On macros, okay I see your point, but this also makes learning Julia a nightmare. I tell people it’s like trying to learn 15 languages in one. I took all the best parts of all the languages and smashed them into Julia. Which is awesome, because you get all those 15 best parts in one language… Trouble is, us dummies from R, only know R and now have to learn 15 different styles of coding (including things like macros) vs R where most things are a function (I think python went from stuff like Julia to ‘everything is a function’ and I appreciated Python3 much more than 2). I guess it does make some things better, but having to learn it all is cumbersome to say the least. I can’t imagine teaching my students (in animal sciences) Julia. R is difficult enough for them as they had 0 programming background. Tidyverse makes it even more easy.
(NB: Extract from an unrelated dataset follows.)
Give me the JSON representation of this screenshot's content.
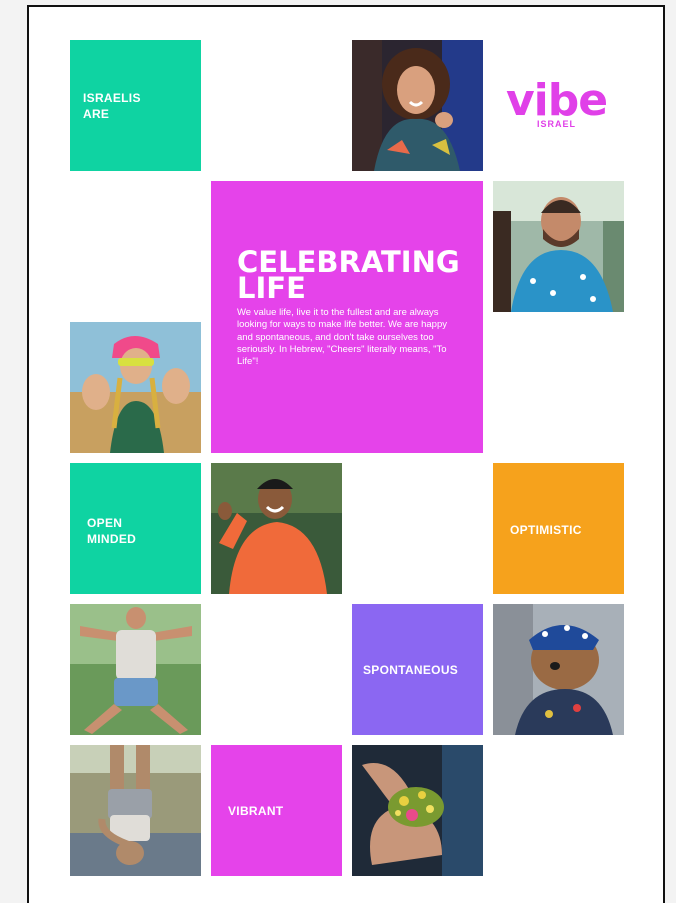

I mean, not really. When you submit to CRAN, all options have to be documented for the most part. I at least get something when I go to help in R. 3 years ago I went to some really big packages in Julia and not much behind the first 3 options were documented. I then emailed the dev to get answers on how to read in strings vs numbers (my IDs were numeric but should be treated as a string). It was CSV.read() and I googled for a few days and had to email the dev, who got mad at me for emailing him. All I wanted was for him to document the other options in his function, simple request I thought. colClasses within read.table() is well documented in R and not a problem for new users.